Temporary Protective Orders

Protective CustodyWhat are Temporary Protective Orders?

In Georgia, Temporary Protective Orders, or Restraining Orders, are called Family Violence Protection Orders. In Georgia, there are two types of family violence protective orders: (1) a Temporary Ex Parte Order and (2) a Permanent Protective Order.

A temporary ex parte order is designed to protect you from the abuser until the court holds a hearing. A hearing is mandatory before you can receive a long-term family violence protective order. You can receive a temporary ex parte order without a court hearing and without the abuser’s prior knowledge. In order to receive a temporary ex parte order, you must file a petition with the court. After you file your petition, a judge may grant a temporary order only if the judge believes that you are in immediate danger. Temporary ex parte orders last up to 30 days, or until your court hearing if it is being heard in another county in the same circuit. The temporary ex parte orders can be extended beyond 30 days upon agreement by both parties.

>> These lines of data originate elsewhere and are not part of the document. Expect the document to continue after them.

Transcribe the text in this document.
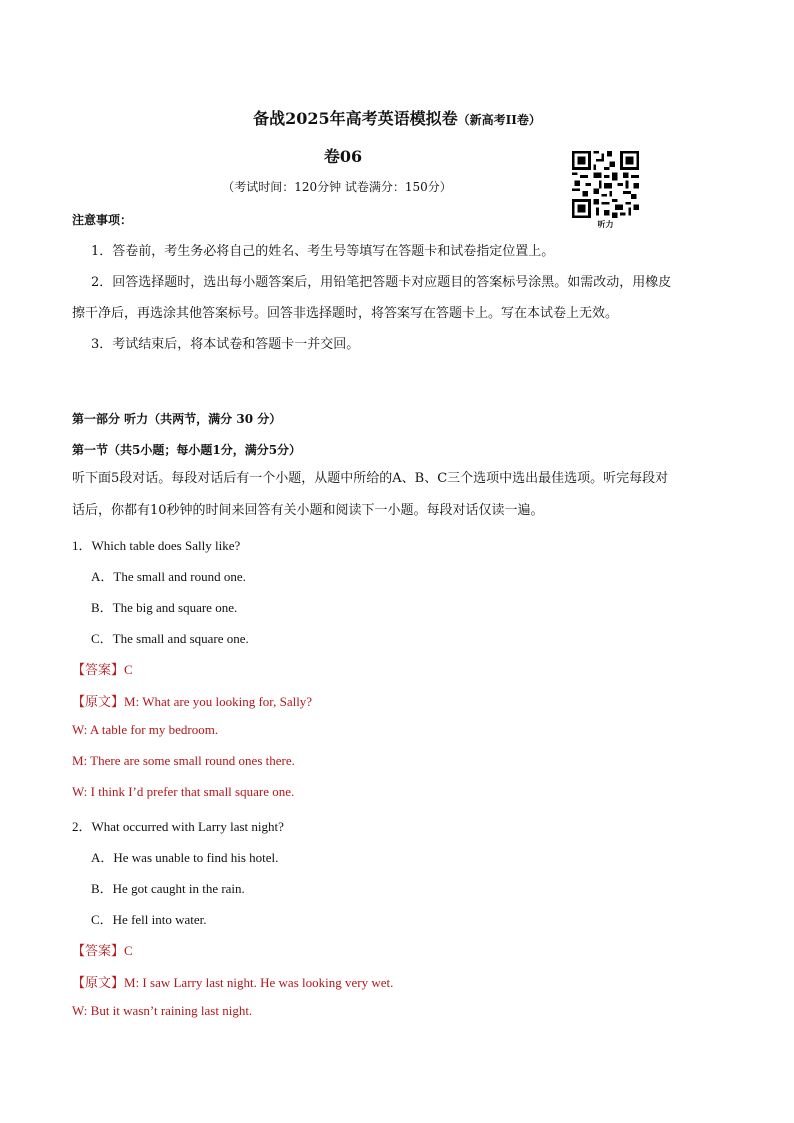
备战2025年高考英语模拟卷（新高考II卷）
卷06
（考试时间：120分钟 试卷满分：150分）
听力
注意事项：
1．答卷前，考生务必将自己的姓名、考生号等填写在答题卡和试卷指定位置上。
2．回答选择题时，选出每小题答案后，用铅笔把答题卡对应题目的答案标号涂黑。如需改动，用橡皮
擦干净后，再选涂其他答案标号。回答非选择题时，将答案写在答题卡上。写在本试卷上无效。
3．考试结束后，将本试卷和答题卡一并交回。
第一部分 听力（共两节，满分 30 分）
第一节（共5小题；每小题1分，满分5分）
听下面5段对话。每段对话后有一个小题，从题中所给的A、B、C三个选项中选出最佳选项。听完每段对
话后，你都有10秒钟的时间来回答有关小题和阅读下一小题。每段对话仅读一遍。
1．Which table does Sally like?
A．The small and round one.
B．The big and square one.
C．The small and square one.
【答案】C
【原文】M: What are you looking for, Sally?
W: A table for my bedroom.
M: There are some small round ones there.
W: I think I’d prefer that small square one.
2．What occurred with Larry last night?
A．He was unable to find his hotel.
B．He got caught in the rain.
C．He fell into water.
【答案】C
【原文】M: I saw Larry last night. He was looking very wet.
W: But it wasn’t raining last night.
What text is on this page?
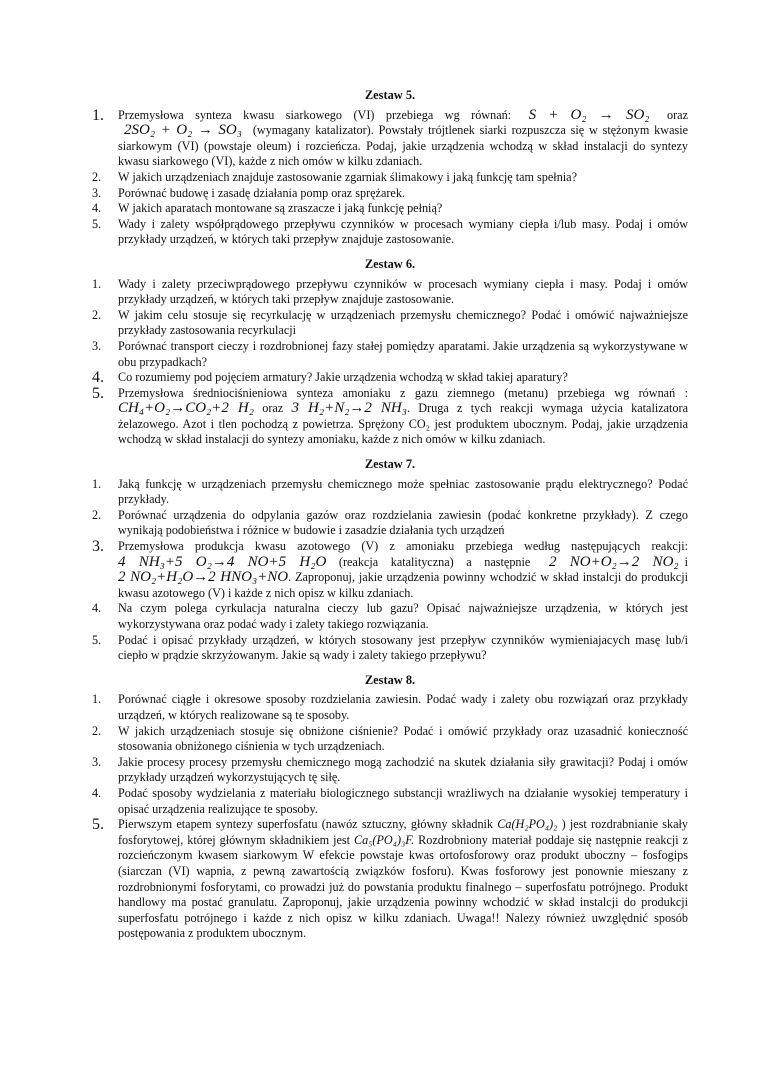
Zestaw 5.
1.	Przemysłowa synteza kwasu siarkowego (VI) przebiega wg równań: S + O₂ → SO₂ oraz 2SO₂ + O₂ → SO₃ (wymagany katalizator). Powstały trójtlenek siarki rozpuszcza się w stężonym kwasie siarkowym (VI) (powstaje oleum) i rozcieńcza. Podaj, jakie urządzenia wchodzą w skład instalacji do syntezy kwasu siarkowego (VI), każde z nich omów w kilku zdaniach.
2.	W jakich urządzeniach znajduje zastosowanie zgarniak ślimakowy i jaką funkcję tam spełnia?
3.	Porównać budowę i zasadę działania pomp oraz sprężarek.
4.	W jakich aparatach montowane są zraszacze i jaką funkcję pełnią?
5.	Wady i zalety współprądowego przepływu czynników w procesach wymiany ciepła i/lub masy. Podaj i omów przykłady urządzeń, w których taki przepływ znajduje zastosowanie.
Zestaw 6.
1.	Wady i zalety przeciwprądowego przepływu czynników w procesach wymiany ciepła i masy. Podaj i omów przykłady urządzeń, w których taki przepływ znajduje zastosowanie.
2.	W jakim celu stosuje się recyrkulację w urządzeniach przemysłu chemicznego? Podać i omówić najważniejsze przykłady zastosowania recyrkulacji
3.	Porównać transport cieczy i rozdrobnionej fazy stałej pomiędzy aparatami. Jakie urządzenia są wykorzystywane w obu przypadkach?
4.	Co rozumiemy pod pojęciem armatury? Jakie urządzenia wchodzą w skład takiej aparatury?
5.	Przemysłowa średniociśnieniowa synteza amoniaku z gazu ziemnego (metanu) przebiega wg równań : CH₄+O₂→CO₂+2 H₂ oraz 3 H₂+N₂→2 NH₃. Druga z tych reakcji wymaga użycia katalizatora żelazowego. Azot i tlen pochodzą z powietrza. Sprężony CO₂ jest produktem ubocznym. Podaj, jakie urządzenia wchodzą w skład instalacji do syntezy amoniaku, każde z nich omów w kilku zdaniach.
Zestaw 7.
1.	Jaką funkcję w urządzeniach przemysłu chemicznego może spełniac zastosowanie prądu elektrycznego? Podać przykłady.
2.	Porównać urządzenia do odpylania gazów oraz rozdzielania zawiesin (podać konkretne przykłady). Z czego wynikają podobieństwa i różnice w budowie i zasadzie działania tych urządzeń
3.	Przemysłowa produkcja kwasu azotowego (V) z amoniaku przebiega według następujących reakcji: 4 NH₃+5 O₂→4 NO+5 H₂O (reakcja katalityczna) a następnie 2 NO+O₂→2 NO₂ i 2 NO₂+H₂O→2 HNO₃+NO. Zaproponuj, jakie urządzenia powinny wchodzić w skład instalcji do produkcji kwasu azotowego (V) i każde z nich opisz w kilku zdaniach.
4.	Na czym polega cyrkulacja naturalna cieczy lub gazu? Opisać najważniejsze urządzenia, w których jest wykorzystywana oraz podać wady i zalety takiego rozwiązania.
5.	Podać i opisać przykłady urządzeń, w których stosowany jest przepływ czynników wymieniajacych masę lub/i ciepło w prądzie skrzyżowanym. Jakie są wady i zalety takiego przepływu?
Zestaw 8.
1.	Porównać ciągłe i okresowe sposoby rozdzielania zawiesin. Podać wady i zalety obu rozwiązań oraz przykłady urządzeń, w których realizowane są te sposoby.
2.	W jakich urządzeniach stosuje się obniżone ciśnienie? Podać i omówić przykłady oraz uzasadnić konieczność stosowania obniżonego ciśnienia w tych urządzeniach.
3.	Jakie procesy procesy przemysłu chemicznego mogą zachodzić na skutek działania siły grawitacji? Podaj i omów przykłady urządzeń wykorzystujących tę siłę.
4.	Podać sposoby wydzielania z materiału biologicznego substancji wrażliwych na działanie wysokiej temperatury i opisać urządzenia realizujące te sposoby.
5.	Pierwszym etapem syntezy superfosfatu (nawóz sztuczny, główny składnik Ca(H₂PO₄)₂ ) jest rozdrabnianie skały fosforytowej, której głównym składnikiem jest Ca₅(PO₄)₃F. Rozdrobniony materiał poddaje się następnie reakcji z rozcieńczonym kwasem siarkowym W efekcie powstaje kwas ortofosforowy oraz produkt uboczny – fosfogips (siarczan (VI) wapnia, z pewną zawartością związków fosforu). Kwas fosforowy jest ponownie mieszany z rozdrobnionymi fosforytami, co prowadzi już do powstania produktu finalnego – superfosfatu potrójnego. Produkt handlowy ma postać granulatu. Zaproponuj, jakie urządzenia powinny wchodzić w skład instalcji do produkcji superfosfatu potrójnego i każde z nich opisz w kilku zdaniach. Uwaga!! Nalezy również uwzględnić sposób postępowania z produktem ubocznym.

A permanent family violence protective order can be issued after a court hearing in which you and the abuser both have a chance to tell your sides of the story and present evidence to the judge. Family violence protective orders last up to one year, but can be extended for up to three years (a “permanent” order)

What Protections Can I Get in a Family Violence Protection Order?

An ex parte family violence protective order can:

  • Order that the abuser not do or attempt to do any of the following: injure, mistreat, bother, follow, harass, harm, or abuse you or your family or household members;
  • Order the abuser not to interfere with your travel, transportation, or communication;
  • Order the abuser not to follow, place under surveillance, or contact you for the purpose of harassing and intimidating you;
  • Give you possession of the house and force the abuser to leave;
  • Make the abuser provide decent alternate housing for a spouse, former spouse, parent, or child of the parties;
  • Order the abuser to stay a certain number of yards away from you and/or your children, your residence, workplace, children’s school, etc. and to have no contact with you, directly or indirectly;
  • Award you (or the other party) temporary child support and/or spousal support;
  • Give you temporary custody of your children and set temporary visitation rights;
  • Order the abuser not to get rid of and pets or property of yours and provide for possession of the personal property of the parties;
  • Order the abuser not to disconnect or have disconnected home utilities, change or have changed and/or cancel or have canceled auto, health or life insurance for you, your children and not interfere with your mail or your children’s mail;
  • Order law enforcement to help you get your personal property if you are not given possession of the home and order the abuser to return certain specified property to you; and/or
  • Give you possession of a car.

A final family violence protective order can:

  • Order all of the protections listed above;
  • Order the abuser to go to counseling to try to prevent future family violence and/or drug or alcohol counseling; and
  • Award costs and attorney’s fees to either party.